On a shelf among the other cheap shoes they sat, deceptively innocent and demure. There they were, thought I, the simple ballet-style flats that I had been looking for amid the fashionable avalanche of twelve-inch wedgies and spike-heeled backless mules. I am a person who likes her shoes to be understated, to in fact be almost invisible, with the only statement they could be said to be making to be that comfort doesn't mean you have to look like you cut off the bottom parts of an Apollo-era spacesuit and stuffed your feet into them. These shoes seemed to fit the criteria. They even seemed to be made of suede -- though the label said "all man-made materials," which should have been a warning sign. But they were only ten dollars, so I bought them.

I put them on this morning. On the way to the bus stop, their stiffness was annoying, but I put it off to their being new. At least they weren't so stiff that they flapped off my heel like two wooden boards, which has happened with other shoes.

Did I forget to add that I have narrow heels, very high arches -- the tops of my feet look like a pair of Roman noses -- and gigantic (in proportion to my other ones) big toes? This makes the fitting of shoes problematic -- when they fit my heel, they tend to be too small in the toes; when my toes have wiggle room, the back of the shoe flops around loosely. This is one of the many reasons I haven't been able to find a proper set of flats.

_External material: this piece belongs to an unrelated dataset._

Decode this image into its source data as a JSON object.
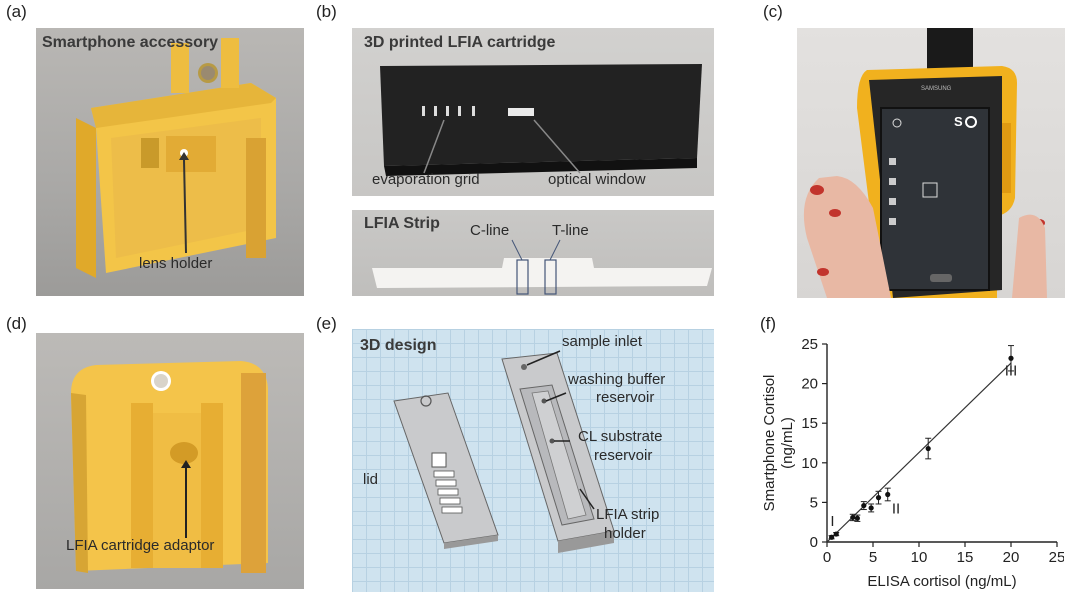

Anyway, back to shoe horror: by the end of the day my toes felt like they were being crushed in a vise; the shoes were made in China, apparently as a new kind of foot-binding technique. There was absolutely -- zero, none -- no cushioning in the sole; walking barefoot would have actually been more comfortable. Alas, that sort of thing is frowned upon at my office, so I had to hobble about all day in increasing "discomfort." At the end of the day I had hacked holes through the things, in an unsuccessful attempt to give my gigantic mutant (and now swollen and bruised) toes some freedom, and I wanted to hack off my own feet as well. When I made it to the mall via my first bus the first thing I did was go into Sears and spend fifty bucks I really couldn't afford (though the alternative being permanent crippling I figure it's money well spent) on some "comfort"-style leather sandals with cushioned soles. The moment I put them on I felt about ninety percent better. I wore the sandals out of the store after telling the saleslady to go ahead and throw the Chinese torture devices into the trash.

Don't buy cheap shoes.

Comments (3)

prairiecat [TypeKey Profile Page]:

I have what my Norwegian grandmother kindly referred to as "peasant feet." Very flat. Wide at the front, narrow heal. With spurs & a miserable high instep. My sister has 8 extra bones in each foot. We have arthritis in our toes. Wearing the wrong shoe really is torture in our family, too. The value of good shoes goes WAY beyond money.

Maybe we can consider the cost as a Mental Health investment, cuz bad shoes tend to make me crazy...

marc [TypeKey Profile Page]:

When I win that $30 million lottery, one of the two major personal indulgences is going to be custom-made shoes. Are there really people out there for whom the standardized manufactured shoes really fit?

cardeblu [TypeKey Profile Page]:

I can wear most standardized shoes, but there is just enough difference in the size of my feet that it makes it kind of tricky (right a little bit bigger than left). It all depends on the style of shoe, too, as I can wear anything from a 7 to a 9 with the widths varying for each.

I'm definitely not a shoe hound, as I usually just wear sneakers when out or slippers around the house and working, with only a couple pairs of dress shoes and sandals.